All the features in the book make for a comprehensive book for the general public: the stories of clients in the therapeutic process, Hilary’s sharing of her own process, her understanding of the science of emotions and defenses, attachment and trauma, the illustrations of the Change Triangle, and the “experiments” in the self-help inventories. It’s Not Always Depression is a welcome addition to books we suggest to clients and other lay people who express interest.
A bonus of the book is the foreword by Diana Fosha, who writes an accessible overview of all the components of AEDP—privileging positive emotions, transformational affects, transformational experiences and transformational spirals, metaprocessing and core state. I imagine that the foreword itself would be an excellent place for clients to start in understanding AEDP therapy.
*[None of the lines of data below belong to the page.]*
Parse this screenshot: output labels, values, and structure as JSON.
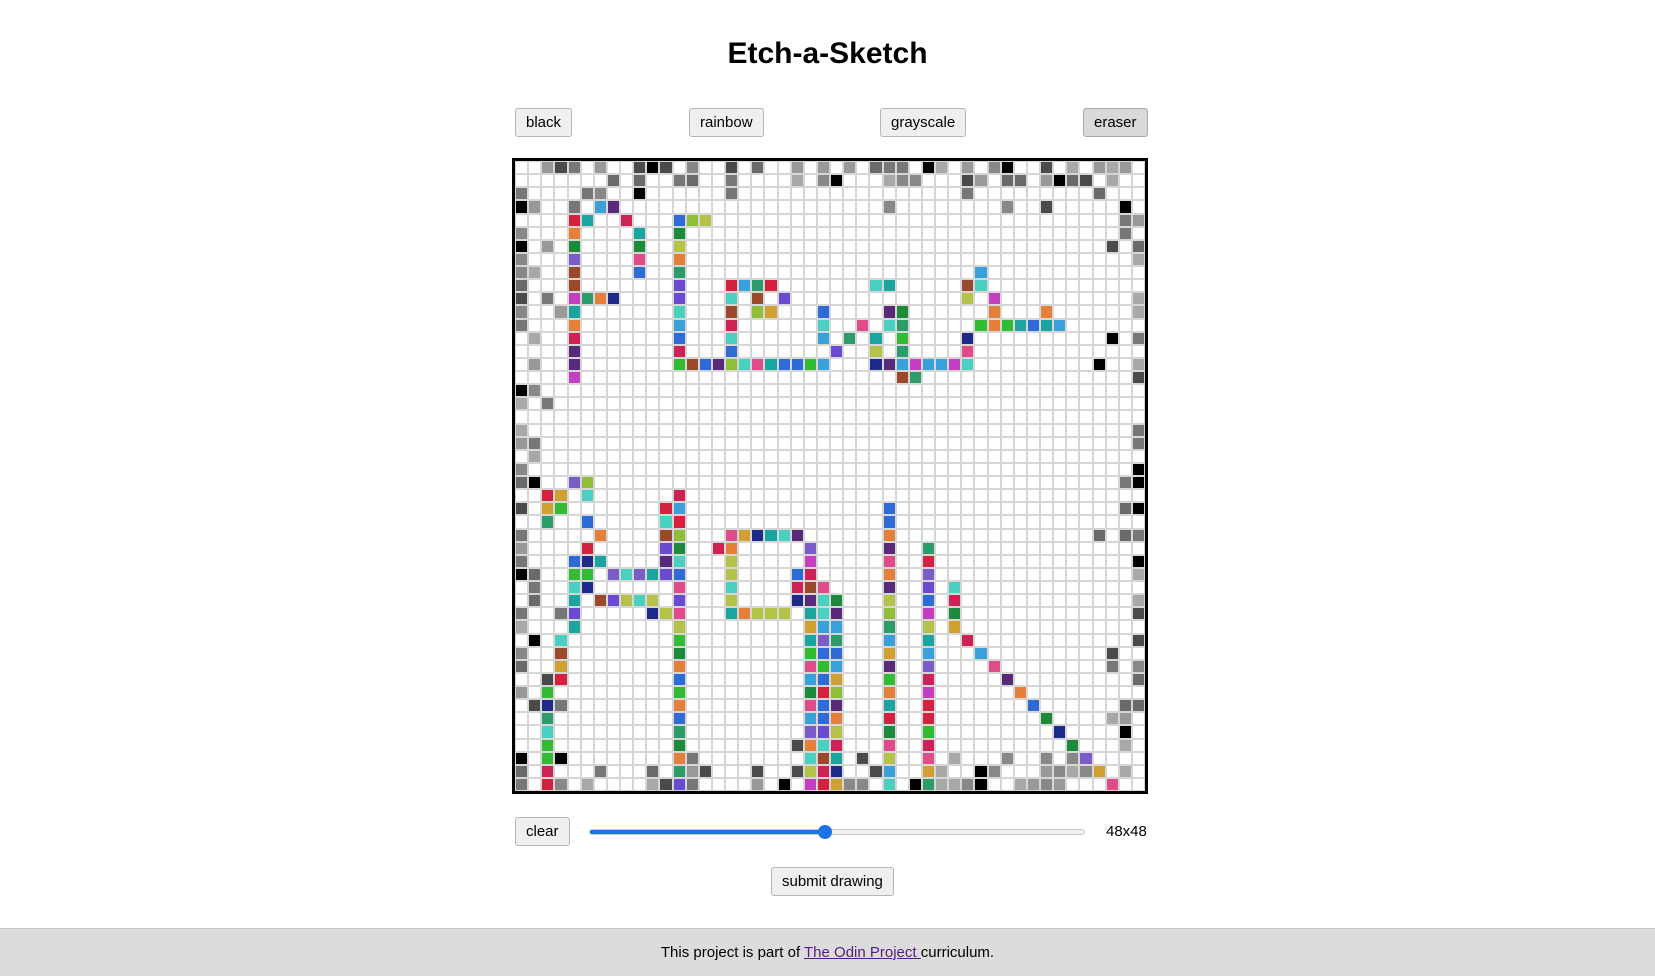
{
  "title": "Etch-a-Sketch",
  "modes": {
    "black": "black",
    "rainbow": "rainbow",
    "grayscale": "grayscale",
    "eraser": "eraser",
    "active": "eraser"
  },
  "controls": {
    "clear_label": "clear",
    "size_label": "48x48",
    "slider_value": 48,
    "slider_min": 1,
    "slider_max": 100,
    "submit_label": "submit drawing"
  },
  "grid": {
    "size": 48,
    "colors": {
      "grid_line": "#d6d6d6",
      "frame": "#000000",
      "background": "#ffffff",
      "accent": "#1a73e8"
    },
    "palette": [
      "#1b8a3a",
      "#d4213d",
      "#7a5cc9",
      "#2f6bd6",
      "#c23fbf",
      "#1aa5a0",
      "#e5803a",
      "#8fbf3a",
      "#5a2a7a",
      "#3aa0d9",
      "#b5c24a",
      "#e04c8a",
      "#2c9c6a",
      "#9a4a2a",
      "#4ad0c0",
      "#cc2255",
      "#6a4ad0",
      "#33bb33",
      "#d0a030",
      "#1e2a8a"
    ]
  },
  "footer": {
    "prefix": "This project is part of ",
    "link_text": "The Odin Project ",
    "suffix": "curriculum."
  }
}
In summary, perhaps most important in creating and sustaining the reader’s interest is that Hilary in her book embodies AEDP. Readers can trust her to take their own risks to free up core emotion, to do the work of using the tools such as the Change Triangle and the other worksheets, toward one’s authentic self and openhearted state. Hilary describes emotional expression in a way that seems like it should be so simple for us humans. She puts all this in clear language, and yet under this simplicity and clarity is Hilary’s own life inquiry, study and practice.